Keep it to yourself, Grandad!

Mon, 02/07/2007 - 14:23


Stepping out in Brixton yesterday (yet another weekend spent in my London Pied a Terre :-P [sorry], avoiding facing up to my new/real life which apparently exists, albeit largely without me, in Bristol) I discovered the first negative side effect of the new English smoking ban in pubs – all those leery ol’ cunts that you normally don’t have to deal with unless you actually go into the pub, are now outside on the street spouting forth their opinions to anyone who is unfortunate enough to pass by close enough, commenting on personal attributes, and generally making wankers out themselves.

Which reminds me, have you ever been on holiday somewhere, you’re wandering around some unknown area, maybe a little lost (not seriously lost, maybe just a little off track), you see a quaint little pub so you decide to stop in for a pint or to check out the local cider?
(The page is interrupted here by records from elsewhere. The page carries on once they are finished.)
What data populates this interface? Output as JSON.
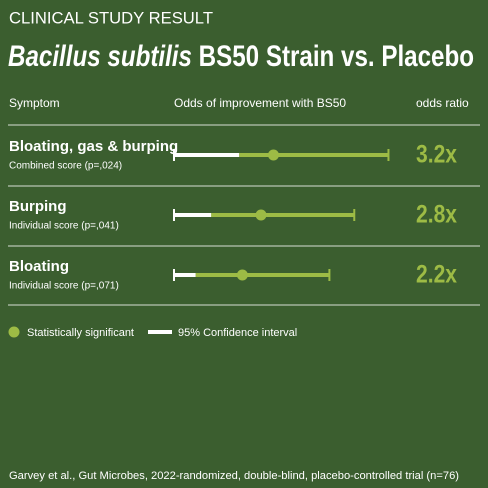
{
  "header": {
    "kicker": "CLINICAL STUDY RESULT",
    "title_italic": "Bacillus subtilis",
    "title_rest": " BS50 Strain vs. Placebo"
  },
  "chart_data": {
    "type": "forest",
    "columns": [
      "Symptom",
      "Odds of improvement with BS50",
      "odds ratio"
    ],
    "categories": [
      "Bloating, gas & burping",
      "Burping",
      "Bloating"
    ],
    "subtitles": [
      "Combined score (p=,024)",
      "Individual score (p=,041)",
      "Individual score (p=,071)"
    ],
    "values": [
      3.2,
      2.8,
      2.2
    ],
    "value_labels": [
      "3.2x",
      "2.8x",
      "2.2x"
    ],
    "ci_low": [
      2.1,
      1.2,
      0.7
    ],
    "ci_high": [
      6.9,
      5.8,
      5.0
    ],
    "xlim": [
      0,
      7.4
    ],
    "color": "#9dbb45",
    "ci_color": "#ffffff",
    "legend": [
      "Statistically significant",
      "95% Confidence interval"
    ]
  },
  "footer": "Garvey et al., Gut Microbes, 2022-randomized, double-blind, placebo-controlled trial (n=76)"
}
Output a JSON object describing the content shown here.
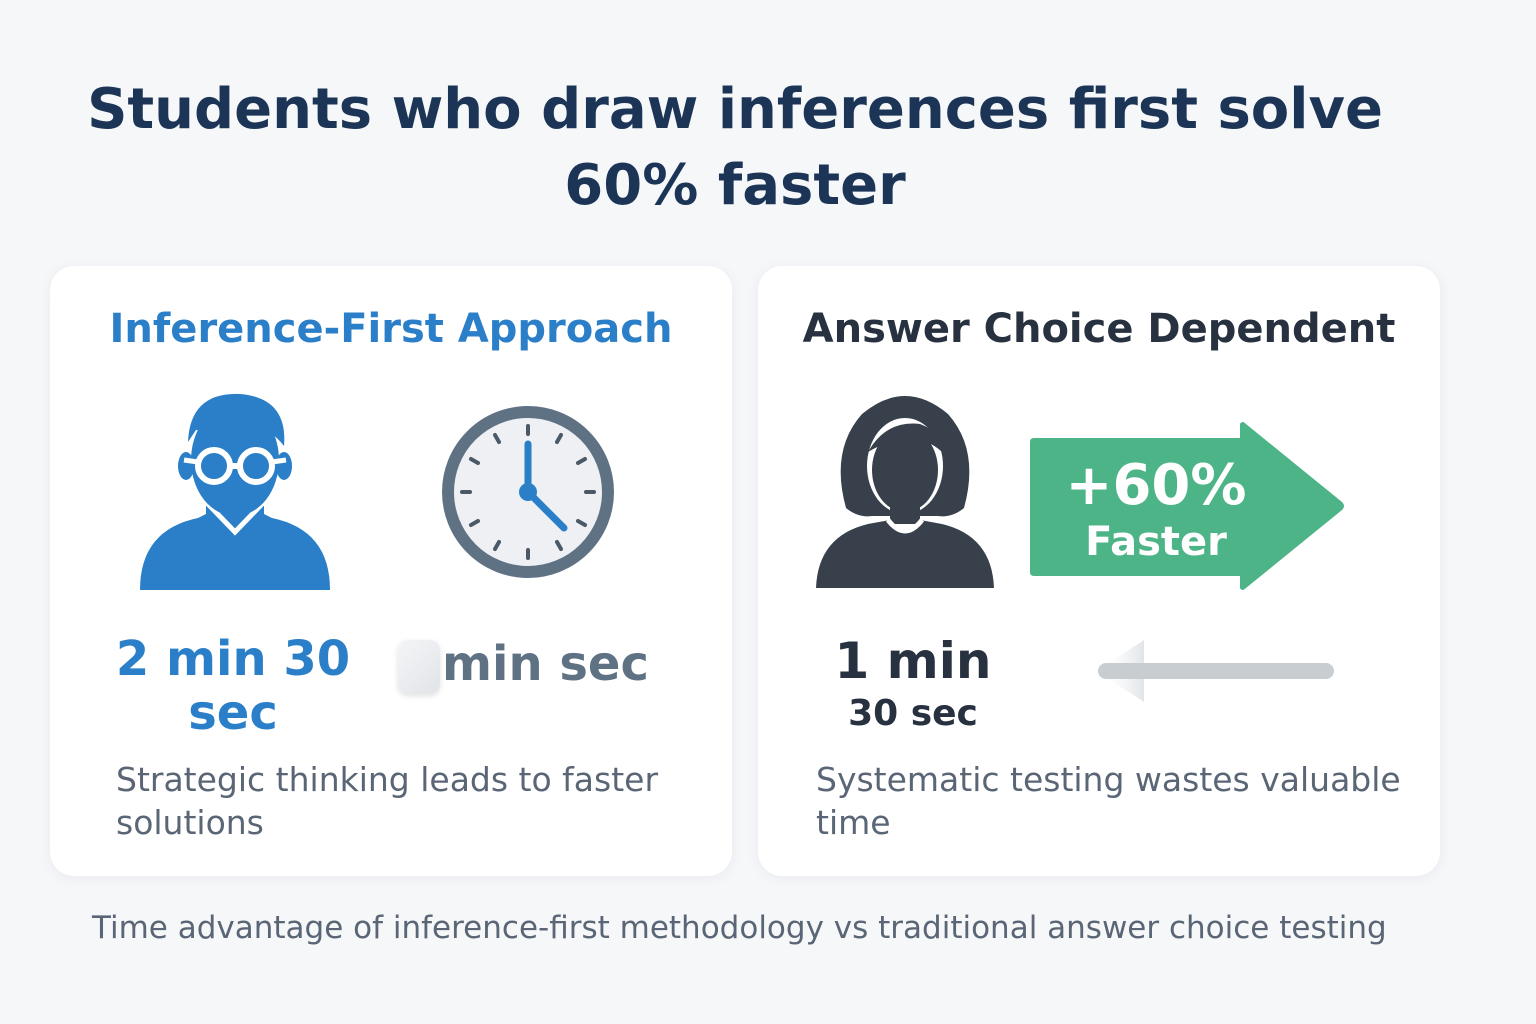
{
  "headline": "Students who draw inferences first solve 60% faster",
  "left_card": {
    "title": "Inference-First Approach",
    "student_icon": "male-student-with-glasses-icon",
    "clock_icon": "clock-icon",
    "time_line1": "2 min 30",
    "time_line2": "sec",
    "secondary_time": "min sec",
    "description": "Strategic thinking leads to faster solutions"
  },
  "right_card": {
    "title": "Answer Choice Dependent",
    "student_icon": "female-student-icon",
    "arrow_icon": "right-arrow-badge-icon",
    "badge_line1": "+60%",
    "badge_line2": "Faster",
    "back_arrow_icon": "left-arrow-icon",
    "time_line1": "1 min",
    "time_line2": "30 sec",
    "description": "Systematic testing wastes valuable time"
  },
  "caption": "Time advantage of inference-first methodology vs traditional answer choice testing",
  "colors": {
    "headline": "#1c3557",
    "accent_blue": "#2b7fc8",
    "dark_text": "#27313f",
    "badge_green": "#4db488",
    "muted": "#5a6675"
  }
}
Rocking in, with all the confidence of a city dweller, you are suddenly put in your place when confronted by a wall of Smocals (no, it’s got nowt to do with smoking, this time), they’re the folk that have chosen that particular establishment as their territory, clearly maintained by the fact that they spend 17 hours of every day there, are practically fused to their bar stool and the bar would actually collapse if it weren’t for them fervently propping it up.

Anyway, their attitude to outsiders is what I’m describing with the term ‘smocals’, or ‘smug locals’ – princely as they are in their comfort zone, looking down their red and misshapen noses with double vision at any hapless traveller who dares to blunder into ‘their’ pub – you may as well stroll into their own living room without knocking for all the silent disdain directed your way…and don’t even think about trying to order a vodka, lime and tonic.
However, drop them in the middle of a bar off Shoreditch High Street, and see them drown like rats in a barrel.

Ooh – sound bitter don’t I? Don’t worry, I’ve been on the other side of this too – sometimes there are just days when I just don’t feel like helping that tourist with a backpack the size of the African continent struggling to read their map in the gale force wind, secure in the knowledge that I know where I’M going, at least.